Roland Griffiths, the lead researcher on the Johns Hopkins team, said perhaps the most extraordinary finding is that a single dose of a drug can have such long-term positive effects on the volunteers’ mood.
“It’s more proper to say that it’s the psilocybin-occasioned experience that gave them these enduring effects,” he said. “The drug effect itself is gone after one day.”
Griffiths, a professor in the department of psychiatry and neurosciences at Johns Hopkins, said he is aware that some people of faith might question whether a drug-induced mystical state is an “authentic religious experience.”
“Are mystical experiences occasioned by prayer more authentic than compared to spontaneous mystical experiences without drugs?” he asked. “What about if someone is just meditating, but not praying to God? Is preparation by fasting ‘authentic’? What about a mystical experience that happens by walking in the woods?”
Together, the two clinical trials cost approximately $2 million. Both were funded by the Heffter Research Institute in Santa Fe, N.M., a private, nonprofit organization that has awarded $6.7 million since 1993 to support research into the beneficial uses of psychedelic drugs.
Advocates of psilocybin-assisted therapy hope that the U.S. Food and Drug Administration will now approve a final series of expanded research at sites around the nation, the last step in a decadeslong effort to persuade the government to reclassify the drug and allow its use by trained doctors and therapists.
Other research is ongoing using psilocybin and MDMA, also known as “Ecstasy,” as a therapeutic tool to treat post-traumatic stress disorder, alcoholism and drug addiction. Earlier this week, the FDA approved expanded clinical trials for MDMA-assisted therapy for PTSD. That research was funded by the Multidiscipinary Association for Psychedelic Studies, based in Santa Cruz, Calif.
Scholarly reactions to the new psilocybin findings sponsored by Heffter were included in the December 2016 edition of the Journal of Psychopharmacology, where the two studies were published.

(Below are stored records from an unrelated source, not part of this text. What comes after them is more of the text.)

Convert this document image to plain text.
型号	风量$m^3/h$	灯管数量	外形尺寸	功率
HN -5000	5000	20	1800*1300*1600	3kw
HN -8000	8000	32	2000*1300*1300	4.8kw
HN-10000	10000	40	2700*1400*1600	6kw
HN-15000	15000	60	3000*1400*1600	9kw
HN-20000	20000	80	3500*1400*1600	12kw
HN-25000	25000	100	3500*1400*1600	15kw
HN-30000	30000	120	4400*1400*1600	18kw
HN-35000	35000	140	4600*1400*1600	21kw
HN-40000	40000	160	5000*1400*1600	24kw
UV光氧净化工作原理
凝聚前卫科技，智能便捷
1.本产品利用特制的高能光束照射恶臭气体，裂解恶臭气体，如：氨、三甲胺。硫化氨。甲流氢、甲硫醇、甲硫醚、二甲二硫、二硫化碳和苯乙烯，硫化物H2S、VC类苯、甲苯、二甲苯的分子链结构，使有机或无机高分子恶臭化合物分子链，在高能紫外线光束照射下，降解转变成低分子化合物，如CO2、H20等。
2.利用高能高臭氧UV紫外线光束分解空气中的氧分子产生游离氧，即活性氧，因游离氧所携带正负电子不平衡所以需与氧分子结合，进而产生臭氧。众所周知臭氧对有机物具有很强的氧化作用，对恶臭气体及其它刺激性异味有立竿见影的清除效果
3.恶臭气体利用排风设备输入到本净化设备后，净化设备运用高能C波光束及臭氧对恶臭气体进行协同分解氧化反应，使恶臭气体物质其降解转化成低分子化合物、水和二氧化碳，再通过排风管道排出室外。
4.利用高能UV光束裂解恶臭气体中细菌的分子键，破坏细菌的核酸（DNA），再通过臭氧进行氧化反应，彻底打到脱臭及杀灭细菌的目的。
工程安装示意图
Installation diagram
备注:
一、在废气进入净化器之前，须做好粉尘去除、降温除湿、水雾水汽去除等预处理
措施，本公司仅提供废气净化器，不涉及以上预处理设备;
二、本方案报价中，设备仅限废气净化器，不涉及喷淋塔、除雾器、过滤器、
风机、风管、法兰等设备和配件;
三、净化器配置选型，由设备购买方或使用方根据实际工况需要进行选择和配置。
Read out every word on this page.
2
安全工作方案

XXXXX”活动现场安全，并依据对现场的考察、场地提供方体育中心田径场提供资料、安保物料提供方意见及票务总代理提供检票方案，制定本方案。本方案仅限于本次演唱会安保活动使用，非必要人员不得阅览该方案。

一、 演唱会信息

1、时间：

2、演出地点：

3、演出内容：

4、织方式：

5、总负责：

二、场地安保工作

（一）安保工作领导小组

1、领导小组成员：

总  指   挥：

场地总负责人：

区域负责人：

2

Herbert Kleber, a Columbia University psychiatry professor and former deputy drug czar in the George H.W. Bush administration, was impressed that two separate teams using different approaches and different tests to measure depression and mystical experiences both found that psychedelic treatment clearly worked for research subjects in Baltimore and New York.
Jeffrey Lieberman, a past president of the American Psychiatric Association, said this kind of psychedelic research should continue, citing “an ethical and public health imperative to use every avenue possible to pursue novel therapeutic agents.” Lieberman, the chairman of psychiatry at the Columbia University College of Medicine, said the NYU and Johns Hopkins studies “serve as a model for revisiting criminalized compounds of interest in a safe, ethical way.”
Paul Summergrad, chairman of the Tufts University School of Medicine, noted that psychedelic experiences and mental illness are both “highly complex neurological conditions … touching as they do on our deeply held sense of self and human agency.”
“Understanding where these experiences fit in healing, well-being and our understanding of consciousness may challenge many aspects of how we think about mental health,” he said, “but these well-designed studies build upon a recent body of work which confront us squarely with that task.”